6.4. Large data set example

In the next example a synthetic data set is introduced, where a Wenner array is combined with a pole-dipole array and covers an 8-km long profile. The synthetic model is a 1000 Ohm- m half space covered by a 50-m thick overburden of variable electrical resistivity (200 Ohm-m section on the left, followed by 50 Ohm-m section in the middle, followed by 500 Ohm-m section on the right. The background resistive media is hosting two rectangular bodies at 150-m depth each. The prism on the left side is resistive (10,000 Ohm-m resistivity) and the prism on the right side is conductive (50 Ohm-m) (Figure Fig. 6.28 a).

For the Wenner array the following configuration was used: number of stations = 400; minimum a-spacing = 80 m; maximum a-spacing 1367 m (spreading coefficient: 1.5 to accommodate up to 8 spreads per station). The spreading coefficient in this case is the multiplier used to calculate the increased spread distance between the potential electrodes for each station, given the minimum separation ) The total number of data for Wenner array (considering number of stations and all possible separations) was 2610 (Figure Fig. 6.28 b).

The pole-dipole synthetic survey used a=75 m and n=1,10. The current pole was fixed on the right hand side of the array. This resulted in a total number of pole-dipole data of 1005 (Figure Fig. 6.28 c). The combined Wenner and pole-dipole data set contains 3615 data (Figure Fig. 6.28 d).

This synthetic model was discretized with a mesh, composed of 17918 cells (including padding), with the smallest cells reaching 30 m horizontally and 15 m vertically for the core region (depth to 1 km).

../_images/synLarge.png

Fig. 6.28 (a) The true model create for a large-scale synthetic data set by combining Wenner and Pole-dipole configurations. (b) The synthetic data from the Wenner array and (c) pole-dipole array are combined to get the (d) synthetic data for the entire data set.

This synthetic data set was contaminated with 5% Gaussian noise and inverted using \(l_1\) measure for model objective function in order to accommodate a more blocky inversion result. The inversion control file is provided below:

../_images/dcinv_largedata.png

The inversion converged in 17 iterations (Figure Fig. 6.29 a)) and was able to reconstruct all of the features shallower than 500-m of depth.
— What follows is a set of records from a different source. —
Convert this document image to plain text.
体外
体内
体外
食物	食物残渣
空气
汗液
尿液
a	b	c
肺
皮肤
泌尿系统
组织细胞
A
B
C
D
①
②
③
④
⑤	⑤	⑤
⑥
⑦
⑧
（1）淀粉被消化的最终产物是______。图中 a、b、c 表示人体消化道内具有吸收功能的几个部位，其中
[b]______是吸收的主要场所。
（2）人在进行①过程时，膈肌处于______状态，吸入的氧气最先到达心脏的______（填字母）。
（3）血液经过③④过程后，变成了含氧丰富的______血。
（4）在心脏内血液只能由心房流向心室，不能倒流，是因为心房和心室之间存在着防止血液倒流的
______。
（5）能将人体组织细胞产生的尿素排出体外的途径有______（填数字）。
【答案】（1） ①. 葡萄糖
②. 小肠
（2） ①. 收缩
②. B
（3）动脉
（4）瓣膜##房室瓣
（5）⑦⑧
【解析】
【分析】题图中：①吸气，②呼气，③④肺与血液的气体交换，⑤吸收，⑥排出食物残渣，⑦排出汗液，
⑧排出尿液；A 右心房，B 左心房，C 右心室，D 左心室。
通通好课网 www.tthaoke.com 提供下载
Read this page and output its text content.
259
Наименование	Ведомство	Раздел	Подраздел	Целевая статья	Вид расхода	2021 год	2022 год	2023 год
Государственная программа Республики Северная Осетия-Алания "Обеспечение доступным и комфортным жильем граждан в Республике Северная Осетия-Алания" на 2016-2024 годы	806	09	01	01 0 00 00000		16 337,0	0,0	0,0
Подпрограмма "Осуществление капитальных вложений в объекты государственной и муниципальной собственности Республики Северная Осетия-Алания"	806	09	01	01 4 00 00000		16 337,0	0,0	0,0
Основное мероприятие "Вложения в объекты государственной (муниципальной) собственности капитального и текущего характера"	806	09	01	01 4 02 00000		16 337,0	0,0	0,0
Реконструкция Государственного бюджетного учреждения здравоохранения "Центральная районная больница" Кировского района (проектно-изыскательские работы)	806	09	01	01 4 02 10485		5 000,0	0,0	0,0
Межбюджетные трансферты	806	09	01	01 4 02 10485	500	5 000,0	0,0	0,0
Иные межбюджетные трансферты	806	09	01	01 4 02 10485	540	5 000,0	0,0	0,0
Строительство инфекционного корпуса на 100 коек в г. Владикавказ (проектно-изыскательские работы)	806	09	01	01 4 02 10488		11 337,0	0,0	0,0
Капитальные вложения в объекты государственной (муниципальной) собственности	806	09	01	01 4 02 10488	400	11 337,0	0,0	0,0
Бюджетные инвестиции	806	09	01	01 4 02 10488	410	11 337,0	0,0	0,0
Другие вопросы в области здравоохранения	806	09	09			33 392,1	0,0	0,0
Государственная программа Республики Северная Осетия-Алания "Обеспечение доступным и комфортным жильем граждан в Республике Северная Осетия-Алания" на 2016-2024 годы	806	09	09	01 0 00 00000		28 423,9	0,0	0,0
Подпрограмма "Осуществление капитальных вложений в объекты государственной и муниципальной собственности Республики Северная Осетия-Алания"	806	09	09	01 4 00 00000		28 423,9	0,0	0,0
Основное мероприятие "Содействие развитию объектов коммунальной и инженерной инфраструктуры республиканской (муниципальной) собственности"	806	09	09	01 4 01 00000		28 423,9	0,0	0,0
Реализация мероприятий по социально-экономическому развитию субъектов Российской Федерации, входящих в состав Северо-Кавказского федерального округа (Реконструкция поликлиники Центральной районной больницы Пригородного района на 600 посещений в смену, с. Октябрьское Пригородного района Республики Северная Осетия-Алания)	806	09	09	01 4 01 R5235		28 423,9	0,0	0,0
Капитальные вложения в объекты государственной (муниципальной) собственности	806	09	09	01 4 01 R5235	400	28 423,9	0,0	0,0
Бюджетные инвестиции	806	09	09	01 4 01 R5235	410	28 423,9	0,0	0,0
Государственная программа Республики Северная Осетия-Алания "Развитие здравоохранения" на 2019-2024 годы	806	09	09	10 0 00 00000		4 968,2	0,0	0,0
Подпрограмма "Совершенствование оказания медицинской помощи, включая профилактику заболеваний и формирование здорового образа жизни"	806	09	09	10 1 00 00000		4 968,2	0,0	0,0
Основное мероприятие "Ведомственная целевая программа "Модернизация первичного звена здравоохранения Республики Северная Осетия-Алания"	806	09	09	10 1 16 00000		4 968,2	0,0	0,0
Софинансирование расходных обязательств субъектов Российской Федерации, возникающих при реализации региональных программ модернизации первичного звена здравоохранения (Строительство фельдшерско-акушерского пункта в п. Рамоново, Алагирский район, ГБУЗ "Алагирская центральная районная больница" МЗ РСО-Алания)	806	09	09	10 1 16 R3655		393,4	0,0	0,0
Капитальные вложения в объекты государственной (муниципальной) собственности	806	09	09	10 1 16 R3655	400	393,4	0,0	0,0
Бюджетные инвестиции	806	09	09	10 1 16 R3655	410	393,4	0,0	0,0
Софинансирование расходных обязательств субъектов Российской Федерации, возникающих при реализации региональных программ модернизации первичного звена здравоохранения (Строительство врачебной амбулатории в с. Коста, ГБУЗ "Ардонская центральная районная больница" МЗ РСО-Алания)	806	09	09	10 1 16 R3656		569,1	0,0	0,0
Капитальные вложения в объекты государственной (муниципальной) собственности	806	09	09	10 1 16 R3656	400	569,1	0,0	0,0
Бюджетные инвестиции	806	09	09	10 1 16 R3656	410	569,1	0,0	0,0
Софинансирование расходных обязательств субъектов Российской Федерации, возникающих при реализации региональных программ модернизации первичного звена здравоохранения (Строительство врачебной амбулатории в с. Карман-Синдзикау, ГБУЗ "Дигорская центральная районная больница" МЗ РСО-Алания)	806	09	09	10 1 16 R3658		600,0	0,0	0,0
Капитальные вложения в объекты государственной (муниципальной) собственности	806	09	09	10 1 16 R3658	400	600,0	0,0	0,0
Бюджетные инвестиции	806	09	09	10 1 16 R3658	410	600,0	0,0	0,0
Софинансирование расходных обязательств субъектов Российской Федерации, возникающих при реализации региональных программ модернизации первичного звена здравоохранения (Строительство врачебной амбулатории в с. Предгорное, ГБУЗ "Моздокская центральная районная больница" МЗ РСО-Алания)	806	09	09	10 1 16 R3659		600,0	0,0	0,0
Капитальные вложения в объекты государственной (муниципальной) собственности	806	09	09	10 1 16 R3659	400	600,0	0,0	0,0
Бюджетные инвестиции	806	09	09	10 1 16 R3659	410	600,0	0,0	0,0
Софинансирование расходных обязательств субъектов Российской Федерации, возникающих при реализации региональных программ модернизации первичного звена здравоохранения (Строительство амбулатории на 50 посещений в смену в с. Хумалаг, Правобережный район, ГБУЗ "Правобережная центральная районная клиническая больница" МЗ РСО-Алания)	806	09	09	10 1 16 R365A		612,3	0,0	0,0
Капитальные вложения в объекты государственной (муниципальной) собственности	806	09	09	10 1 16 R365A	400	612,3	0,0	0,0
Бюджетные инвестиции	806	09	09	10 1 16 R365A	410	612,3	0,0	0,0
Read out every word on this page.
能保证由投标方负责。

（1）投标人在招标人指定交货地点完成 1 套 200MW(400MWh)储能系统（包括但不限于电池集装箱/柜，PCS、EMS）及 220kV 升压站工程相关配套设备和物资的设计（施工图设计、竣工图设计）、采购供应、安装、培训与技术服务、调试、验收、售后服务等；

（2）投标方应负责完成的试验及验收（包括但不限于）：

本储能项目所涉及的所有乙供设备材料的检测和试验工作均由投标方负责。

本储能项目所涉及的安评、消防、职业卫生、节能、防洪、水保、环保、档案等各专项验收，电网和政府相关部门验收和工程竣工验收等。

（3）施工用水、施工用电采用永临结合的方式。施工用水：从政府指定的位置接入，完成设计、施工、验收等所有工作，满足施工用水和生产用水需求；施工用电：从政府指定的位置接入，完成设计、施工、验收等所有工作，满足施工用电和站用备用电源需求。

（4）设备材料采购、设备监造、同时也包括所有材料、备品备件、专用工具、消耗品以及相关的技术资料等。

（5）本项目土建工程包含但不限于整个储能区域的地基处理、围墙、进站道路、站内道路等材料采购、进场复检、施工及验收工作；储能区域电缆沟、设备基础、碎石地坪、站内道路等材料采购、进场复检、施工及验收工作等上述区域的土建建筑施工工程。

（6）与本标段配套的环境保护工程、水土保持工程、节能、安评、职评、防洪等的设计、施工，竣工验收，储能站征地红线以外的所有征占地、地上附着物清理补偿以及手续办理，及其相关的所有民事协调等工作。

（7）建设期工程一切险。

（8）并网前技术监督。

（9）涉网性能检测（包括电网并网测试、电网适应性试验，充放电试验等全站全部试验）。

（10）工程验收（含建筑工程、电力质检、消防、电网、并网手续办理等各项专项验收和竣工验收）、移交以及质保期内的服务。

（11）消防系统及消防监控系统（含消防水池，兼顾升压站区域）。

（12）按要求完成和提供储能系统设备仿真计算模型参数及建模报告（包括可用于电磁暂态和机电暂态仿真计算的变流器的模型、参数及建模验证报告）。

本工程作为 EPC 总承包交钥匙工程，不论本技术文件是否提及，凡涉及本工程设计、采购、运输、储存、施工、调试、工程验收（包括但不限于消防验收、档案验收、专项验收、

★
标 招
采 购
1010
This is consistent with the depth of investigation for this survey, based on the sensitivity (Figure Fig. 6.29 b)).

../_images/synLargeRec.png

Fig. 6.29 (a) The true model create for a large-scale synthetic data set by combining Wenner and Pole-dipole configurations. (b) The recovered model from inversion of the large synthetic data set with the Ekblom norm showing the DOI based on sensitivity analysis (threshold = 0.4). (c) The convergence curves show how the inversion performed.

The observed data were compared with the predicted data. The misfit is shown in Figure Fig. 6.30. The predicted data error does not exceed 3.9 standard deviations and overall data misfit is 3597.6.

../_images/synLargeMisfit.png

Fig. 6.30 (a) Observed apparent resistivity (mixed Wenner/Pole-dipole data set) and the (b) data misfit, which is normalized by the standard deviation.

Finally, the parallelization of  with OpenMP was analyzed on this example. It was inverted twice using 1 and 12 threads (6 cores with hyper-threading capability) with identical results. Running this example on one thread took 1:15:50.68 of CPU time, while running it on 6 cores (12 threads) resulted in convergence in 0:25:16.86 of CPU time, which is almost a threefold increase in productivity since the last release.